Resistance: plasmid-acquired metabolic bypass (enzymes that perform same function, but not susceptible to TMP-SMX).
Protein synthesis inhibitors
Target rRNA of 30S or 50S at SEVERAL DIFFERENT sites, so single-step chromosomal mutations are unlikely to confer resistance.
Tetracycline
Bacteriostatic (can't use for endocarditis, meningitis, or in neutropenic patients); acts at 30S; prevents binding of aminoacyl-tRNA. Resistance conferred by plasmid: efflux pump or poorly-characterized "ribosomal protection." Tigecycline is a new tetracycline that circumvents these acquired resistance mechanisms; however, it does not extend the spectrum.
Aminoglycosides
Bactericidal (irreversibly binds ribosome); acts at 30S; prevents formation of initiation complex, causes misreading of mRNA. Resistance conferred by plasmid: enzymes that modify drug. Resistance can be conferred by single chromosomal mutation for streptomycin, the first aminoglycoside (hence, limited utility of this drug). Amikacin has the least number of modifiable side groups, so it's best at resisting bacterial resistance.

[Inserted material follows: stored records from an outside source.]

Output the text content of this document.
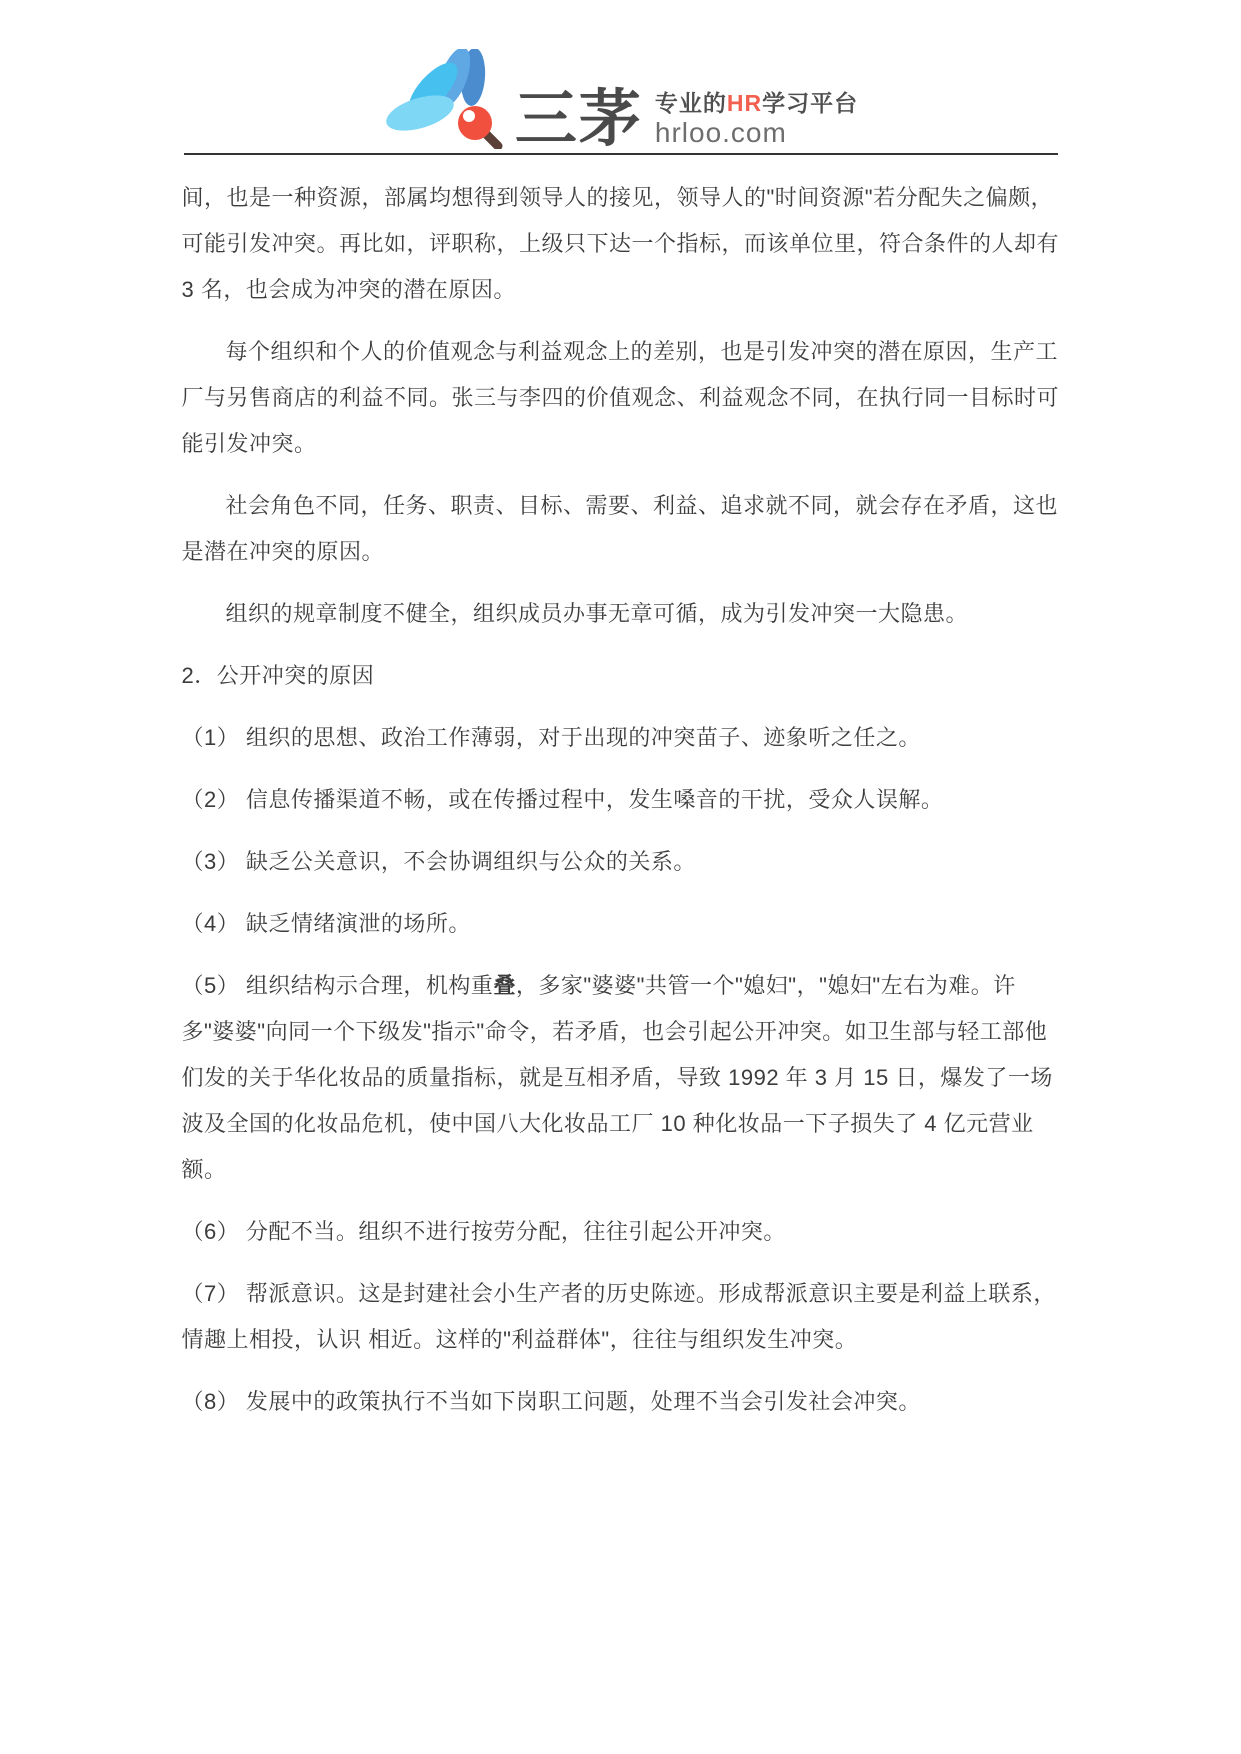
三茅 专业的HR学习平台
hrloo.com

间，也是一种资源，部属均想得到领导人的接见，领导人的"时间资源"若分配失之偏颇，可能引发冲突。再比如，评职称，上级只下达一个指标，而该单位里，符合条件的人却有 3 名，也会成为冲突的潜在原因。

每个组织和个人的价值观念与利益观念上的差别，也是引发冲突的潜在原因，生产工厂与另售商店的利益不同。张三与李四的价值观念、利益观念不同，在执行同一目标时可能引发冲突。

社会角色不同，任务、职责、目标、需要、利益、追求就不同，就会存在矛盾，这也是潜在冲突的原因。

组织的规章制度不健全，组织成员办事无章可循，成为引发冲突一大隐患。

2．公开冲突的原因

（1） 组织的思想、政治工作薄弱，对于出现的冲突苗子、迹象听之任之。

（2） 信息传播渠道不畅，或在传播过程中，发生嗓音的干扰，受众人误解。

（3） 缺乏公关意识，不会协调组织与公众的关系。

（4） 缺乏情绪演泄的场所。

（5） 组织结构示合理，机构重叠，多家"婆婆"共管一个"媳妇"，"媳妇"左右为难。许多"婆婆"向同一个下级发"指示"命令，若矛盾，也会引起公开冲突。如卫生部与轻工部他们发的关于华化妆品的质量指标，就是互相矛盾，导致 1992 年 3 月 15 日，爆发了一场波及全国的化妆品危机，使中国八大化妆品工厂 10 种化妆品一下子损失了 4 亿元营业额。

（6） 分配不当。组织不进行按劳分配，往往引起公开冲突。

（7） 帮派意识。这是封建社会小生产者的历史陈迹。形成帮派意识主要是利益上联系，情趣上相投，认识 相近。这样的"利益群体"，往往与组织发生冲突。

（8） 发展中的政策执行不当如下岗职工问题，处理不当会引发社会冲突。
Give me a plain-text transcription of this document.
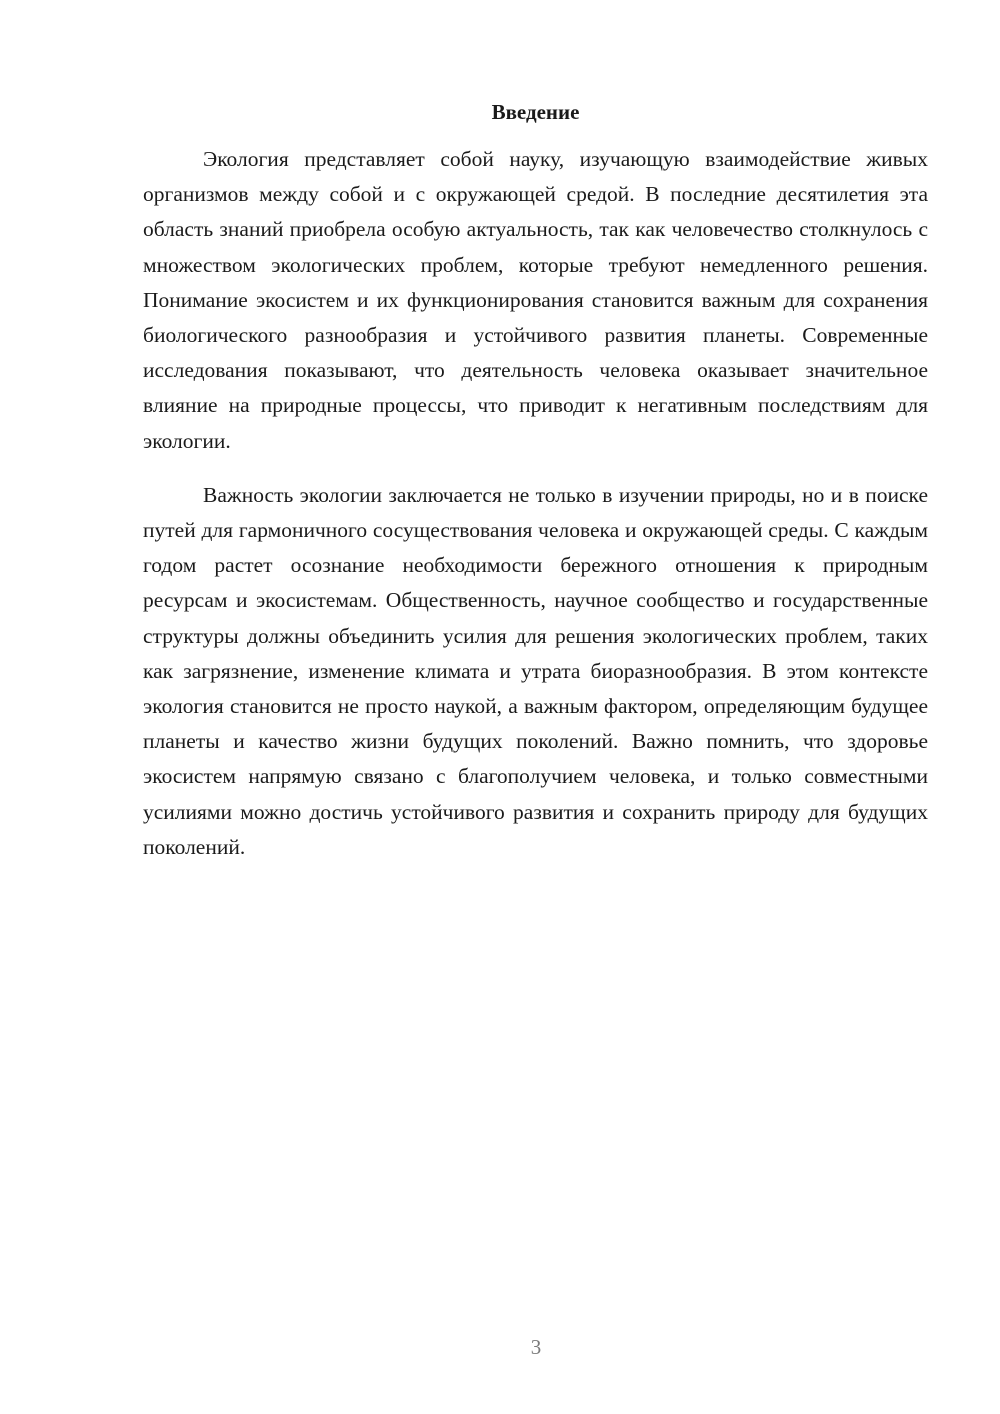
Введение

Экология представляет собой науку, изучающую взаимодействие живых организмов между собой и с окружающей средой. В последние десятилетия эта область знаний приобрела особую актуальность, так как человечество столкнулось с множеством экологических проблем, которые требуют немедленного решения. Понимание экосистем и их функционирования становится важным для сохранения биологического разнообразия и устойчивого развития планеты. Современные исследования показывают, что деятельность человека оказывает значительное влияние на природные процессы, что приводит к негативным последствиям для экологии.

Важность экологии заключается не только в изучении природы, но и в поиске путей для гармоничного сосуществования человека и окружающей среды. С каждым годом растет осознание необходимости бережного отношения к природным ресурсам и экосистемам. Общественность, научное сообщество и государственные структуры должны объединить усилия для решения экологических проблем, таких как загрязнение, изменение климата и утрата биоразнообразия. В этом контексте экология становится не просто наукой, а важным фактором, определяющим будущее планеты и качество жизни будущих поколений. Важно помнить, что здоровье экосистем напрямую связано с благополучием человека, и только совместными усилиями можно достичь устойчивого развития и сохранить природу для будущих поколений.

3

Aminoglycosides don't get into mammalian cells well. Used for extracellular infections like UTIs, not intracellular infections. Aminoglycosides require electron transport chain to get into cell. Hence, not effective against anaerobes ("Mean GNATS canNOT kill anaerobes").
Macrolides
Bacteriostatic; acts at 50S, specificially 23S rRNA; prevents translocation. Active against gram-positive cocci (strep infections in patients allergic to penicillin), Mycoplasma, Legionella, Chlamydia, Neisseria. Used for URIs, pneumonias, STDs.
Resistance can be due to efflux. Or to MLS phenotype: cross-resistance to macrolides, lincosamides, and streptogramins due to methylation of 23S rRNA. MLS phenotype also confers resistance to clindamycin. Significance of this is that if MRSA infections are resistance via efflux of macrolides only, you can still use clindamycin; if they are MLS phenotype, you cannot.
Linezolid
Inhibits protein synthesis by poorly understood mechanism. Used for multi-drug resistant gram-positive infections: VRE, MRSA. Can be given orally, so good for outpatients; similar to TMP-SMX in this regard. However, it's very expensive.